The potentiostatic current transients and the role of local diffusion fields in formation of the 2D lead dendrites from the concentrated electrolyte

Abstract

Electrodeposition of lead from the concentrated nitrate electrolyte in the potentiostatic regime of electrolysis has been investigated by the analysis of the potentiostatic current transients and scanning electron microscope (SEM). It was found that the process of Pb nucleation from the concentrated electrolyte follows Scharifker model based on the 3D (three-dimensional) instantaneous nucleation with diffusion-controlled growth. The deviations of the obtained dependencies from the theoretical prediction for this model have been also discussed.

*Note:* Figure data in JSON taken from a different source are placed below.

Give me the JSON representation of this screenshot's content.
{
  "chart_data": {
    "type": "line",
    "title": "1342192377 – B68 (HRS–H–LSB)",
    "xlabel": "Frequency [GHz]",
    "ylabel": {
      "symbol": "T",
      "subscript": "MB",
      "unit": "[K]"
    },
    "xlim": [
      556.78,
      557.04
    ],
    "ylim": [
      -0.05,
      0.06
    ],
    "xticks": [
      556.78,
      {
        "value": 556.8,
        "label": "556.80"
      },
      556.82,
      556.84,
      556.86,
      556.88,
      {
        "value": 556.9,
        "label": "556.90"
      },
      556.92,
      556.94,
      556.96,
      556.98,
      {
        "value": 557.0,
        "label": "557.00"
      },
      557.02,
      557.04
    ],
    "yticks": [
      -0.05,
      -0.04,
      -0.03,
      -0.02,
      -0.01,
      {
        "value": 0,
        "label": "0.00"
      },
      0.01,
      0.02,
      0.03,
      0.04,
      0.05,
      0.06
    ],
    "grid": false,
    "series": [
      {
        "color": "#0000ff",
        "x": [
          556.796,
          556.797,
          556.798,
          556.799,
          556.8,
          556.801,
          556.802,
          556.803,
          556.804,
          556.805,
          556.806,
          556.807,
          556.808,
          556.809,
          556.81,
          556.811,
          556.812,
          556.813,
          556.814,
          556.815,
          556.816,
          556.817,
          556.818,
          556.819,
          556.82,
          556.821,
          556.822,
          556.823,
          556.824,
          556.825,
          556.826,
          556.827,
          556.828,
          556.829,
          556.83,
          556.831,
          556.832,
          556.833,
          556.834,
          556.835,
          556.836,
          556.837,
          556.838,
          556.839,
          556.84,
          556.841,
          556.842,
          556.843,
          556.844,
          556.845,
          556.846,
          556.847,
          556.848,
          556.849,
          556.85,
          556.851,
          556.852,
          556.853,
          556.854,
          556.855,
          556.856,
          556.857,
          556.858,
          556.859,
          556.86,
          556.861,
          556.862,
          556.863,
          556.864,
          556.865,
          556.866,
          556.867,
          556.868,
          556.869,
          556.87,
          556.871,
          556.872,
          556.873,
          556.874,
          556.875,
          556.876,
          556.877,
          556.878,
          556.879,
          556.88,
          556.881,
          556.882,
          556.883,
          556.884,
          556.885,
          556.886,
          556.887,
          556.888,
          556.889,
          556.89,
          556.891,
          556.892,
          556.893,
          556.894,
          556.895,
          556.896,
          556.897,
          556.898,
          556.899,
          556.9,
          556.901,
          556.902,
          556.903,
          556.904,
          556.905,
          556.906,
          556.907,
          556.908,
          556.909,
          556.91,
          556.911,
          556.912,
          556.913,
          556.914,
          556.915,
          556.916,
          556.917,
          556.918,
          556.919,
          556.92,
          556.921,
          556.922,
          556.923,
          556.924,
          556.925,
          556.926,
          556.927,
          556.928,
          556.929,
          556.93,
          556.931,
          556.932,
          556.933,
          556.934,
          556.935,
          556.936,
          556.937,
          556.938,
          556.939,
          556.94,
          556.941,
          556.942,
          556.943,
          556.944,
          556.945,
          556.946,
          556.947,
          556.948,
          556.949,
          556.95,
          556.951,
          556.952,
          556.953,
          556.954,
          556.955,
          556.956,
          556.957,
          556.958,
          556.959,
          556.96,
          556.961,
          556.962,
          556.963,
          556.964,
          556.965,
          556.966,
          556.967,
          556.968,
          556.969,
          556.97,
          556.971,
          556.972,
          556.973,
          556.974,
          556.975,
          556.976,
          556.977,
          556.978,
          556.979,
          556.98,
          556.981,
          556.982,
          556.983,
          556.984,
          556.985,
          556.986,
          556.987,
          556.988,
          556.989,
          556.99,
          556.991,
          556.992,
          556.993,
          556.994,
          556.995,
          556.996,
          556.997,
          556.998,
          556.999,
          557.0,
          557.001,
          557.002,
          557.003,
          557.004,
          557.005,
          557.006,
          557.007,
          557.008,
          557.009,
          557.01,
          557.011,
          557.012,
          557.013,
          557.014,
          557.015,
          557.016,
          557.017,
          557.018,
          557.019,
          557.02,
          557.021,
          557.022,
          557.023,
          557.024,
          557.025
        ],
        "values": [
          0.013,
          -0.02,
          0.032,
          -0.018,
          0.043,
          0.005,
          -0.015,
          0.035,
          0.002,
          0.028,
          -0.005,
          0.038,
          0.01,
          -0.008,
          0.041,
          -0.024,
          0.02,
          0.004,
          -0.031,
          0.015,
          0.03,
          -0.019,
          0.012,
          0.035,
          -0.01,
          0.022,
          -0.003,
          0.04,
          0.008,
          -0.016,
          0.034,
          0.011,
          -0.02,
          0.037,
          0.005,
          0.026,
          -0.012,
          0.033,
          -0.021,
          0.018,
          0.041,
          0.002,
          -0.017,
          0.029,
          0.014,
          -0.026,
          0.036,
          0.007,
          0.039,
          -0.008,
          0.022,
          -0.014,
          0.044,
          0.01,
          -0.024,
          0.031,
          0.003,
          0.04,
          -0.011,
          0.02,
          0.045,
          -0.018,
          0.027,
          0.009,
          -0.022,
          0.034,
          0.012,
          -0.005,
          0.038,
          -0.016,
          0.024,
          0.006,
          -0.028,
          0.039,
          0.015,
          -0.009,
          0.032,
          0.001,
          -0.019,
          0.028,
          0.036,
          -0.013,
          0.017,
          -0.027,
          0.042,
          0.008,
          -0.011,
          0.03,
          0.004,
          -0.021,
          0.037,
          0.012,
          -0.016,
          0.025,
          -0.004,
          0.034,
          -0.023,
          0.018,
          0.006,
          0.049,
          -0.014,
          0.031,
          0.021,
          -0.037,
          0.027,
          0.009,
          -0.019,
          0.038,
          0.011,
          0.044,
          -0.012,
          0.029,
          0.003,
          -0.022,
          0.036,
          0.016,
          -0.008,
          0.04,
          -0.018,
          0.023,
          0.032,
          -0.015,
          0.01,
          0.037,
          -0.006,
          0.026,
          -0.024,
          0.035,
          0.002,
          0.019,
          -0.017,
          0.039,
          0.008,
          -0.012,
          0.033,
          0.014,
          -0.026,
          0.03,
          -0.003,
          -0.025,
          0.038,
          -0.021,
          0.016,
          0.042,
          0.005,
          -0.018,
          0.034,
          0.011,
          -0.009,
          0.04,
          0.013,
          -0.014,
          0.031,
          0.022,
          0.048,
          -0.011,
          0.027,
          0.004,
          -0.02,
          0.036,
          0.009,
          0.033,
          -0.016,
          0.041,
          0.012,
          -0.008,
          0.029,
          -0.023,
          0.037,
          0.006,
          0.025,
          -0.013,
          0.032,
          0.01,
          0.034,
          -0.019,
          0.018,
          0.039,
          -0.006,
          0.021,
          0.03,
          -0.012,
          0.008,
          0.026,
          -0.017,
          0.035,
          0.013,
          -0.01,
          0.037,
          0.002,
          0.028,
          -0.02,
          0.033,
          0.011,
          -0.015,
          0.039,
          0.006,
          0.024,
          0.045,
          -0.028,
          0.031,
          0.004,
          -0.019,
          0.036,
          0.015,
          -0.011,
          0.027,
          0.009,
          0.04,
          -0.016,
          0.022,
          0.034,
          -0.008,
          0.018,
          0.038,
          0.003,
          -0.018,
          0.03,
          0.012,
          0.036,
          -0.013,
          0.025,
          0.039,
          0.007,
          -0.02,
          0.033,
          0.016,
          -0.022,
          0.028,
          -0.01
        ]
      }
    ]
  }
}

Needle-like and fern-like dendrites, as well as crystals of irregular shape (precursors of dendrites) were formed in the diffusion controlled electrodeposition. The SEM analysis of these dendritic forms revealed their 2D (two-dimensional) growth. The size of needle-like dendrites was considerably larger than the size of both the fern-like dendrites and the irregular crystals. Although the electrodeposition process occurred inside the linear diffusion layer of the macroelectrode, the shape and size of dendrites were determined by the effect of local diffusion fields formed around tips (spherical diffusion) and top edges (cylindrical diffusion) of protrusions formed in the initial stage of the electrodeposition. The growth rates under the conditions of spherical and cylindrical diffusion control were mutually compared and a faster growth under the conditions of the spherical, in relation to the cylindrical diffusion, was proved. The effect of the current density distribution on formation of the final forms of Pb dendrites was also discussed.